Wanita ini termasuk golongan wanita kaya dan memiliki pengaruh di kaumnya. Setelah perceraian itu, ia menawarkan diri kepada anak pamannya (Misdaq bin Mahraj) untuk dinikahi dengan syarat apabila ia berhasil menyembelih unta Nabi Saleh ‘alaihissalam. Wanita yang kedua adalah seorang wanita kafir yang telah berusia senja yang mempunya empat orang anak perempuan.
Wanita tua itu juga menawarkan kepada Qidar bin Salif jika ia bisa menyembelih unta Nabi Sholih ‘alaihissalam maka ia boleh memilih salah satu dari keempat anak perempuannya.
Maka bergegaslah kedua laki‐laki tersebut berusaha untuk menyembelih unta Nabi Saleh ‘alaihissalam. Didukung pula oleh tujuh orang lainnya dari kaum Tsamud, maka jadilah mereka sembilan orang (Itulah yang Allah Ta’ala kisahkan dalam al‐Qur’an surat an‐Naml 27: 48 ).
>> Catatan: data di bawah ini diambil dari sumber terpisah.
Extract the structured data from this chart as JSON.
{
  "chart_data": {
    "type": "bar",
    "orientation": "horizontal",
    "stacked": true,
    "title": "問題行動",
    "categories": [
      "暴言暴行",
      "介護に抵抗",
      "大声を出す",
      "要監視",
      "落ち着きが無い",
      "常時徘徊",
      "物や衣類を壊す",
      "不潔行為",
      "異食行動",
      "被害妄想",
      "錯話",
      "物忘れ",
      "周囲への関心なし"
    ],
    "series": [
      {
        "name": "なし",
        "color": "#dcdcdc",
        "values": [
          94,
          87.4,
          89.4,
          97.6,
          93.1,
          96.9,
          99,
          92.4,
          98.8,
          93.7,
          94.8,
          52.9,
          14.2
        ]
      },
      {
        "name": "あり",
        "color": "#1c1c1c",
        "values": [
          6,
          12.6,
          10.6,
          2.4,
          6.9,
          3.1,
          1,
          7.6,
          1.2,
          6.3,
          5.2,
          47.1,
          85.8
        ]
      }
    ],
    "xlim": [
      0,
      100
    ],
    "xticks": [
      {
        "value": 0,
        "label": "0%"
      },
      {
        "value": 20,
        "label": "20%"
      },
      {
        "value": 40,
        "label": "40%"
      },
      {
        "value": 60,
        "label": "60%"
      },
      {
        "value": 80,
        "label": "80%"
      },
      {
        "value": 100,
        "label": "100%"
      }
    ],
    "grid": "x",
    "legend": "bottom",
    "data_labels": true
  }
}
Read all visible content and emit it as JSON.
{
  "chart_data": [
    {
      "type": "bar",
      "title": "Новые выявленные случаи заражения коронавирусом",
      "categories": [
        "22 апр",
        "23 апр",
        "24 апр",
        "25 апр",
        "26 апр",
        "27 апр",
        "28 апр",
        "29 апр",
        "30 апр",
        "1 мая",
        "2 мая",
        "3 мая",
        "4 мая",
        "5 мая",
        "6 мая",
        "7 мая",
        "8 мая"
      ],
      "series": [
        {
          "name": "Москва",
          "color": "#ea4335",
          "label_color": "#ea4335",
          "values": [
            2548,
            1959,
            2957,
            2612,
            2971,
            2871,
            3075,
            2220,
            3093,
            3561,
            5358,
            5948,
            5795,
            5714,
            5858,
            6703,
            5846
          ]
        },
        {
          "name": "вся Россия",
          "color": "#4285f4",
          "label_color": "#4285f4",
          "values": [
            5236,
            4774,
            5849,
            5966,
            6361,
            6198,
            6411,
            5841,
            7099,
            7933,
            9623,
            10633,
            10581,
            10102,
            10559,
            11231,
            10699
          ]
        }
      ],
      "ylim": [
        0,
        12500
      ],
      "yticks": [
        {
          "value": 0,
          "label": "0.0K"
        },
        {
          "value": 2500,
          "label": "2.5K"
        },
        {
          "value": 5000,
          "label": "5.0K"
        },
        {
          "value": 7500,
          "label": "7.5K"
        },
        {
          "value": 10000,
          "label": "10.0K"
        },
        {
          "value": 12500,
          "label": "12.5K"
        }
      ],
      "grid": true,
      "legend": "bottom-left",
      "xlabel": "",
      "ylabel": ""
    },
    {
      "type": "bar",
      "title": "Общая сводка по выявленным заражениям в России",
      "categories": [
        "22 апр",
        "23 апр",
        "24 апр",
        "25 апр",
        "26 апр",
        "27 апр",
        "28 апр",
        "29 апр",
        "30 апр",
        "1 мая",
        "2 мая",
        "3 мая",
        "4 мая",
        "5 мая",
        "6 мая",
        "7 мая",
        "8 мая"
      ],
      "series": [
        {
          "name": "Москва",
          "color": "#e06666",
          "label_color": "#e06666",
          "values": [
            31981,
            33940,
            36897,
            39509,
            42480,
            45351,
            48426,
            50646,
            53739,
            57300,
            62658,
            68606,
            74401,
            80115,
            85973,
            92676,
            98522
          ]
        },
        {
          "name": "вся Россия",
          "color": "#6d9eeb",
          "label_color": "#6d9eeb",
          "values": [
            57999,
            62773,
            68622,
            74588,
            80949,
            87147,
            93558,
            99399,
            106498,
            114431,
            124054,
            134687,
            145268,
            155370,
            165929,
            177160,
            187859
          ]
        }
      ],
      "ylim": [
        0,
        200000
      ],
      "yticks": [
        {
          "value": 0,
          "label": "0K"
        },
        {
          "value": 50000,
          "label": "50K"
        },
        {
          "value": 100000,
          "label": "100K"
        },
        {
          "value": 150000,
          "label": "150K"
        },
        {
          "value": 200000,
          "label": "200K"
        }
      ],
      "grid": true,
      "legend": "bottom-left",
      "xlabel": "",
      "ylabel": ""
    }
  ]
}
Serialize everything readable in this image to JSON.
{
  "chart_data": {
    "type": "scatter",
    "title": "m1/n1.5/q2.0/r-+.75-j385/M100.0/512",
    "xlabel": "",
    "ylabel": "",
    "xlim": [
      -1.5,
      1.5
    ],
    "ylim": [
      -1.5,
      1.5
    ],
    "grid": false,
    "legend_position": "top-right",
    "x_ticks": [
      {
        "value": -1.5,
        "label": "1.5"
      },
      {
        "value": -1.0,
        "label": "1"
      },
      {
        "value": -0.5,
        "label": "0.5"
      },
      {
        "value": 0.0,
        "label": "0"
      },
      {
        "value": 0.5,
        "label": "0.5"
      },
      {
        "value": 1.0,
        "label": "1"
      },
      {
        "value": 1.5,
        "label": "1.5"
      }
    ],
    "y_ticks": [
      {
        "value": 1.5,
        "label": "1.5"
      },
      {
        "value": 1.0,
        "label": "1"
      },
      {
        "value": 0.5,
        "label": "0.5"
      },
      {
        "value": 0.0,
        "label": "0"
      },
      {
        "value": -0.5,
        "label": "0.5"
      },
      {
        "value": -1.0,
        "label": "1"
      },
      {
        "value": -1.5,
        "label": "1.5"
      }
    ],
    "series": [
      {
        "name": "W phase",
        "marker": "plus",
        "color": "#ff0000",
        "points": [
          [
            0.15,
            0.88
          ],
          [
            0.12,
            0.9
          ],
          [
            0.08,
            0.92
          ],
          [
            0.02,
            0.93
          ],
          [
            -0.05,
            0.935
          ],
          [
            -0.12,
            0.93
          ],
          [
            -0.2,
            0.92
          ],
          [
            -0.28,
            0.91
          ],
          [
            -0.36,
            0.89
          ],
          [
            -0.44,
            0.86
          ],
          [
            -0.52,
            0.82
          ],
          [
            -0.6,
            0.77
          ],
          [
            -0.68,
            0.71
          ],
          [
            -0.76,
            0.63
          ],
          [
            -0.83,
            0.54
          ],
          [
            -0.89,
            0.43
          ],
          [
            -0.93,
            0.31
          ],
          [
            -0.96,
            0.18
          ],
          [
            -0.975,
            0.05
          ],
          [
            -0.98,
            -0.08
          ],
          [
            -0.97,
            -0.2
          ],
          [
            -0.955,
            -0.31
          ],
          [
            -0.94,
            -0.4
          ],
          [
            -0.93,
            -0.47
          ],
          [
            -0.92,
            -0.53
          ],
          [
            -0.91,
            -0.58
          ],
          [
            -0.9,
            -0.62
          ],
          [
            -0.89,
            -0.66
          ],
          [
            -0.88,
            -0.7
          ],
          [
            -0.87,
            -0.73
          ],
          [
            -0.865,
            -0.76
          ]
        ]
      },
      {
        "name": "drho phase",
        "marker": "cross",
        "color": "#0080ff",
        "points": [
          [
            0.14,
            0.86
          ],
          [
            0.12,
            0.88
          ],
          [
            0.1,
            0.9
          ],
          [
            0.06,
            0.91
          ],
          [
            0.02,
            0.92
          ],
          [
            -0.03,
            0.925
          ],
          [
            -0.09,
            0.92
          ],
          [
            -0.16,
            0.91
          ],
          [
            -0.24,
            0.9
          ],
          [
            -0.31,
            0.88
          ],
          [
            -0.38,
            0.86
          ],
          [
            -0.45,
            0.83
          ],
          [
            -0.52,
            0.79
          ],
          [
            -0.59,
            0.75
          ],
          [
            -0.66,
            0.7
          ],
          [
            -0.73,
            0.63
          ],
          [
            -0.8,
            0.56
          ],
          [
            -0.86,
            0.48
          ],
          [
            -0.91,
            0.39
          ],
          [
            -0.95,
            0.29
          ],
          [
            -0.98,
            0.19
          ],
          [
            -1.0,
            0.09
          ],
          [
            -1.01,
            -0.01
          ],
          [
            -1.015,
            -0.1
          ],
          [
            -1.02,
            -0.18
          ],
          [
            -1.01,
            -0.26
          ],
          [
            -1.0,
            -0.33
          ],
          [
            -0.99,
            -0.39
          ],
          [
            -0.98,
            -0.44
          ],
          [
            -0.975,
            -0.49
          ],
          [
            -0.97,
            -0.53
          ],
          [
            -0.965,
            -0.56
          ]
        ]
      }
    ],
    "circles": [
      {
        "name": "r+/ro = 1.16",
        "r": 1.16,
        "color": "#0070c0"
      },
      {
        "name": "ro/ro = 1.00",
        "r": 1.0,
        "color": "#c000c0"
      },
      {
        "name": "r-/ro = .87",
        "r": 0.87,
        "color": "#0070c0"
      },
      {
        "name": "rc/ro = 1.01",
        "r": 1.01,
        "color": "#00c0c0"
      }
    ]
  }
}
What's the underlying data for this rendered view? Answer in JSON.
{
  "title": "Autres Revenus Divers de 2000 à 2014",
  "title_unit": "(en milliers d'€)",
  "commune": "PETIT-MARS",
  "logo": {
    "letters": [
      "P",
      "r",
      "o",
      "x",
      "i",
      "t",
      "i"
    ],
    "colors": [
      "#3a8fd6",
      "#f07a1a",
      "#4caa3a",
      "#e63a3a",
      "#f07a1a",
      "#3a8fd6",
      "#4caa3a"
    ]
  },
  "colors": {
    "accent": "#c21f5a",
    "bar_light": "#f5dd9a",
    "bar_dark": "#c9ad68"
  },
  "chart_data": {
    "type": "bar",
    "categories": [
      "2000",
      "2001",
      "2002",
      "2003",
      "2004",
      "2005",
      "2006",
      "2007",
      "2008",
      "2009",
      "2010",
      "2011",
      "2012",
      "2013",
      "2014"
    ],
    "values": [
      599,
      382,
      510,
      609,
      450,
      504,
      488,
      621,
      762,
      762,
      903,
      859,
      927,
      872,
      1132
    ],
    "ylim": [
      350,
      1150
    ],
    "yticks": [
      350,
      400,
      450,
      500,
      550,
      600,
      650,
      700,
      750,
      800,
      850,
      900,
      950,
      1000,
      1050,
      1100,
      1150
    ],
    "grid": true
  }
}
KAUM TSAMUD MENYEMBELIH UNTA ALLAH Ta’ala
Akhirnya, bergeraklah sembilan laki‐laki itu untuk menyembelih unta Nabi Saleh ‘alaihissalam. Mereka mendapat dukungan penuh dari kaumnya akan makar ini. Mulailah mereka mengintai unta itu. Tatkala unta tersebut muncul, Misdaq memanahnya dan mengenai pahanya. Para wanita yang hadir disitu juga memberikan dukungan untuk lebih berani membunuhnya. Lalu Qidar bergerak cepat menghunus pedangnya hingga mengenai urat tumitnya. Akibatnya, unta itu terjerembab dan tersungkur ke tanah. Unta itu bersuara keras memperingatkan anak‐anaknya untuk menjauh. Selanjutnya, Qidar menusukkan pedangnya ke lehernya, lalu menyembelihnya. Melihat hal itu, anak unta tersebut berhamburan ke gunung sambil bersuara keras tiga kali
KEHANCURAN KAUM TSAMUD
‘Si Unta Mukjizat’ yang menjadi tanda dan bukti nyata akan kebenaran Nabi Saleh ‘alaihissalam benar‐benar telah terbunuh oleh tangan‐tangan kaum Tsamud yang durhaka. Tubuhnya yang panjang telah tersayat dan terpotong‐potong oleh kebengisan tangan‐tangan mereka. Setelah puas akan hal itu, mereka menantang Nabi Saleh ‘alaihissalam agar apa yang diancamkan Allah Ta’ala berupa adzab karena pembunuhan unta itu segera di datangkan. Perkataan mereka ini telah diabadikan dalam al‐Qur’an:
“Kemudian mereka sembelih unta betina itu, dan mereka berlaku angkuh terhadap perintah tuhan. Dan mereka berkata: "Hai Saleh, datangkanlah apa yang kamu ancamkan itu kepada kami, jika (betul) kamu termasuk orang‐orang yang diutus (Allah)". (QS. Al‐A’rof 7: 77)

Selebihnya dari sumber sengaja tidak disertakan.